Close up view of mediator and client writing settlement agreement

Mediated Settlement Agreements

Mediated Settlement Agreements “More Binding than Contracts”

Posted on May 22, 2012 by Jimmy Verner

The Texas Family Code includes several dispute-resolution methods. Among them are arbitration, collaborative law, and mediation.

When a divorce case is resolved by mediation, the parties and their attorneys sign a Mediated Settlement Agreement. A Mediated Settlement Agreement cannot be revoked if it provides “in a prominently displayed statement that is in boldfaced type or capital letters or underlined.” Tex. Fam. Code § 6.602(b)(1). Toler v. Sanders, No. 01-11-00126-CV (Tex. App. – Houston [1st Dist.] May 17, 2012, n.p.h.).

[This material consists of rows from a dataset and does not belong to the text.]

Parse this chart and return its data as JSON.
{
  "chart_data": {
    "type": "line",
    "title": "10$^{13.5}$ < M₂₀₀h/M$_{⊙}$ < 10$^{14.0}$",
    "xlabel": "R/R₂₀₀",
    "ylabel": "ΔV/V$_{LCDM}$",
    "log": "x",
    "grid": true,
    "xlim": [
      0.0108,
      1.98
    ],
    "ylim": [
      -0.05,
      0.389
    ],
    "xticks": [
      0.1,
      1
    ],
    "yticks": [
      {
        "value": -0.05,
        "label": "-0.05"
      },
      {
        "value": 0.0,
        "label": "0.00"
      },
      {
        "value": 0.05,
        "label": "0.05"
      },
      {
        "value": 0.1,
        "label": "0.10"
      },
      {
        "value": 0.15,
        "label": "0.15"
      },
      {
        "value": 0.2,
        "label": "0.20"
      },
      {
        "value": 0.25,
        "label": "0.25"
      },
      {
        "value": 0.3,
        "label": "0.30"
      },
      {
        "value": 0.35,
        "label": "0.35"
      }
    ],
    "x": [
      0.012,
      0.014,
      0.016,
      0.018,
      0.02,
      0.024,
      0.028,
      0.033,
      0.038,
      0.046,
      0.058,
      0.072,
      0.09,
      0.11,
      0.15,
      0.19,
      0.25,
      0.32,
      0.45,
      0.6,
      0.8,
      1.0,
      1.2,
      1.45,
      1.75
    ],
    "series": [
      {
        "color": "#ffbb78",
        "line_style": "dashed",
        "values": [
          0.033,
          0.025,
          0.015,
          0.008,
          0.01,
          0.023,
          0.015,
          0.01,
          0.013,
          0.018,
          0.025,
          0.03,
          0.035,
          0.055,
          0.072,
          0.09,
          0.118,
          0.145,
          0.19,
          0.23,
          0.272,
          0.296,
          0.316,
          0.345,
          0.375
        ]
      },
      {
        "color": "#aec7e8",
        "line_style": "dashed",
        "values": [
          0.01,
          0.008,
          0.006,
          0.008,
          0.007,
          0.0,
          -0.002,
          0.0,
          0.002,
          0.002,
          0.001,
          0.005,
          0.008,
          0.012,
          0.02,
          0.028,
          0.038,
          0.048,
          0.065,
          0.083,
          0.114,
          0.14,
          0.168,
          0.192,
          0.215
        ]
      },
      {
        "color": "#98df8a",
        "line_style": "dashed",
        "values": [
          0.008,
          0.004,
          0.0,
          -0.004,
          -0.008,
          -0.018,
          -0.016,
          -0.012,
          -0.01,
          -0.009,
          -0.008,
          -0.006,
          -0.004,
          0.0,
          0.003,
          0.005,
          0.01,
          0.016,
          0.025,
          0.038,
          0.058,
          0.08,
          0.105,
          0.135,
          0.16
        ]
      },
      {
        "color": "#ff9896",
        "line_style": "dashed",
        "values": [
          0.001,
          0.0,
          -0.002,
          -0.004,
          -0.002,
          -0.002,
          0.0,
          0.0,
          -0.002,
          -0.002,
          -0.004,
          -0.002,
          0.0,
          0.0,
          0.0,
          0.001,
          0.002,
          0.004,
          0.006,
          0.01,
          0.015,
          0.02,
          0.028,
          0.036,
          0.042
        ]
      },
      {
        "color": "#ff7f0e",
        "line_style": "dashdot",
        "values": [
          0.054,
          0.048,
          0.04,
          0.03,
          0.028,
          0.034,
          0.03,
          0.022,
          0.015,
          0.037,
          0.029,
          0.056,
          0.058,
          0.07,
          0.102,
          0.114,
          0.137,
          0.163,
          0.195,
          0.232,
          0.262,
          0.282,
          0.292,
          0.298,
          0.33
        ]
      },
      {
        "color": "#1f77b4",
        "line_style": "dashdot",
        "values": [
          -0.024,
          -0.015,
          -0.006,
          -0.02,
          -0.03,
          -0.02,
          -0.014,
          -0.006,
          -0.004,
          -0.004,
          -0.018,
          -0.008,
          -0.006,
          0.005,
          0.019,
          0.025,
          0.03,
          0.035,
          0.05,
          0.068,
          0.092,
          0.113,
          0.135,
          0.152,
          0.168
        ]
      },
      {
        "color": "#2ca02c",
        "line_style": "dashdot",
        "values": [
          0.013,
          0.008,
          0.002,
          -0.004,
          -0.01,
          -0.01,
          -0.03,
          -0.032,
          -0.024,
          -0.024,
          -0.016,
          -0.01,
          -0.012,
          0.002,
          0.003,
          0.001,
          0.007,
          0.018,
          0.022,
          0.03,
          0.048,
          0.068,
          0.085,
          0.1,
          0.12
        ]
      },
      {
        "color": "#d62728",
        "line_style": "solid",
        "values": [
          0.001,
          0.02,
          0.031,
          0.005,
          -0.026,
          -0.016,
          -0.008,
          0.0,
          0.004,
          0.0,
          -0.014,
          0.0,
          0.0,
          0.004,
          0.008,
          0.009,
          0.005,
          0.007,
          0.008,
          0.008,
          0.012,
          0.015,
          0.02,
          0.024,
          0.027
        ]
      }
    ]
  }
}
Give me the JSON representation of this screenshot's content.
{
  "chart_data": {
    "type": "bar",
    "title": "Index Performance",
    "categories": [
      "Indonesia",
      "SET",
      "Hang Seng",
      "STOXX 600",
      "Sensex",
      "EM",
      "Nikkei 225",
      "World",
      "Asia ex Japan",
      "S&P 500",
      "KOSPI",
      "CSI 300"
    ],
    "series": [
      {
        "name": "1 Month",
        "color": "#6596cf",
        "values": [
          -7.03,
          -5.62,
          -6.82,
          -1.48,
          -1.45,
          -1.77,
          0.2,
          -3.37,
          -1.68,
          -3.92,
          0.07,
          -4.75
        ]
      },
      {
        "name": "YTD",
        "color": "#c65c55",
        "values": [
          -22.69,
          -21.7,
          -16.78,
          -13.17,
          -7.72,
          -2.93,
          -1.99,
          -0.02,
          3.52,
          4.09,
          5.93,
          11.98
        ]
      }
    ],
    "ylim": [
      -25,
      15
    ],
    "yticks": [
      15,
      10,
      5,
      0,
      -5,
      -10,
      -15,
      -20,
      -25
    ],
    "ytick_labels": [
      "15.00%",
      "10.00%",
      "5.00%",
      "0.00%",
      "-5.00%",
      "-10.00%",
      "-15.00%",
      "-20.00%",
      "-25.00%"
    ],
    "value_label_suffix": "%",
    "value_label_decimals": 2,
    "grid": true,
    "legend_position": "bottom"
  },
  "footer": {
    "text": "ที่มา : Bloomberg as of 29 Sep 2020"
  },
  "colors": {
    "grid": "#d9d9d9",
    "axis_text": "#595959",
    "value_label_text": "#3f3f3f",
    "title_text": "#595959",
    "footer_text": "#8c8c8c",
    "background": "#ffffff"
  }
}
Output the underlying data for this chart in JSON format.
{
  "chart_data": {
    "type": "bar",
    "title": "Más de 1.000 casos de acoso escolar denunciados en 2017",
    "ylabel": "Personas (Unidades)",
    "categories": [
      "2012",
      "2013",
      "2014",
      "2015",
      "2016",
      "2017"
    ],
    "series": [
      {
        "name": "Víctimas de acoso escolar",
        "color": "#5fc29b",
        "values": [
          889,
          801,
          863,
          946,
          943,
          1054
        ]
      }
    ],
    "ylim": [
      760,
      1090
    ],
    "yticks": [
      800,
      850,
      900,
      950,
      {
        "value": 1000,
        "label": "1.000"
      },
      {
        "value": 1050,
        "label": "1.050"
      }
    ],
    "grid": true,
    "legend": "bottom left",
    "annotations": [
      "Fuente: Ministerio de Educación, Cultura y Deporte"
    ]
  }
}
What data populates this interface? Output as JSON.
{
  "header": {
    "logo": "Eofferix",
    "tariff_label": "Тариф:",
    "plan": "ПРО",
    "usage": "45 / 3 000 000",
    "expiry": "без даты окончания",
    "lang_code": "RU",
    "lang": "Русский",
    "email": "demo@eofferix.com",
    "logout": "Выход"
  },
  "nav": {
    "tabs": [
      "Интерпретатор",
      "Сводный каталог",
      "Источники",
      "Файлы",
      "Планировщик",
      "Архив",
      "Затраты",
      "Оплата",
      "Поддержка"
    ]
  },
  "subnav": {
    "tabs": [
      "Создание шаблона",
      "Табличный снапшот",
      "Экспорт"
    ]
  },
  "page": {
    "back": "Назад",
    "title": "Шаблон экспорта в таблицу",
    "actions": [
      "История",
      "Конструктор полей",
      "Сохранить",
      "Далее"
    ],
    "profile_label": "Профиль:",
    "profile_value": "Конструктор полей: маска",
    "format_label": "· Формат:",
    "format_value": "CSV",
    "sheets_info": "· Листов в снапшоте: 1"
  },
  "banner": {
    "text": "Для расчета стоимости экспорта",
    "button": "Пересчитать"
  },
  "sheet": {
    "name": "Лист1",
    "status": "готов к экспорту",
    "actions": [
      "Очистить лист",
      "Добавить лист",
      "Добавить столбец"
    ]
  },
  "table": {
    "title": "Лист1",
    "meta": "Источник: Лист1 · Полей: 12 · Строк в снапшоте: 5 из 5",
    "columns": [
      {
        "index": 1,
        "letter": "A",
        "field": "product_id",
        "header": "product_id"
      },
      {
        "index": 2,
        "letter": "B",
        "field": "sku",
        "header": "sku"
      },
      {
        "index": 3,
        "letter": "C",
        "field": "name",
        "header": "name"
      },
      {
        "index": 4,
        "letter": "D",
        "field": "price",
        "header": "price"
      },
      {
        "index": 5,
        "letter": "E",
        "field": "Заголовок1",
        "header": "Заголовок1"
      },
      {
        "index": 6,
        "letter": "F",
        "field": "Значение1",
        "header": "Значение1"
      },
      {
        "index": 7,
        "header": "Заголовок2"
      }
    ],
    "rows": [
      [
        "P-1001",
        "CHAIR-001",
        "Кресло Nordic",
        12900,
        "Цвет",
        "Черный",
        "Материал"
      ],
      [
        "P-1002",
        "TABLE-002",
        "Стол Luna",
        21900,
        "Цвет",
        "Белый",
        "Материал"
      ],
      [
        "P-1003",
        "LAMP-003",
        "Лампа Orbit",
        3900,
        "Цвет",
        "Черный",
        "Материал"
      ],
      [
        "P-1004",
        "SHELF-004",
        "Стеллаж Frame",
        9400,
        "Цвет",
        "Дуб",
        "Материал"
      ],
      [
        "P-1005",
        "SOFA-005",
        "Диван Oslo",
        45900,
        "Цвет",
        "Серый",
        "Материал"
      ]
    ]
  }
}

The Family Code continues:

If a mediated settlement agreement meets the requirements of this section, a party is entitled to judgment on the mediated settlement agreement notwithstanding Rule 11, Texas Rules of Civil Procedure, or another rule of law.

Tex. Fam. Code § 6.602(c).

Houston’s First District Court of Appeals applied these Code provisions to a Mediated Settlement Agreement. The husband claimed that the Mediated Settlement Agreement was supposed to divide one of his two retirement funds equally but that he was supposed to receive 100% of the other retirement fund.

The Mediated Settlement Agreement stated: “Parties agree to award wife 50% of the community property of [husband’s] Rail Road Retirement benefits, with a stop date of September 27, 2010.”

The trial court signed a judgment based on the language of the Mediated Settlement Agreement.

The Houston Court affirmed the trial court: It held that a Mediated Settlement Agreement is more binding than a basic written contract because, except when a party has procured the settlement through fraud or coercion, nothing either party does will modify or void the agreement once everyone has signed it. (quoting In the Matter of the Marriage of Joyner, 196 S.W.3d 883 (Tex. App. – Texarkana 2006, pet. denied).

Even though the husband claimed that the Mediated Settlement was ambiguous and that there was a mistake about its terms, the Mediated Settlement Agreement was clear on its face and thus was enforced to divide both retirement accounts equally between the parties.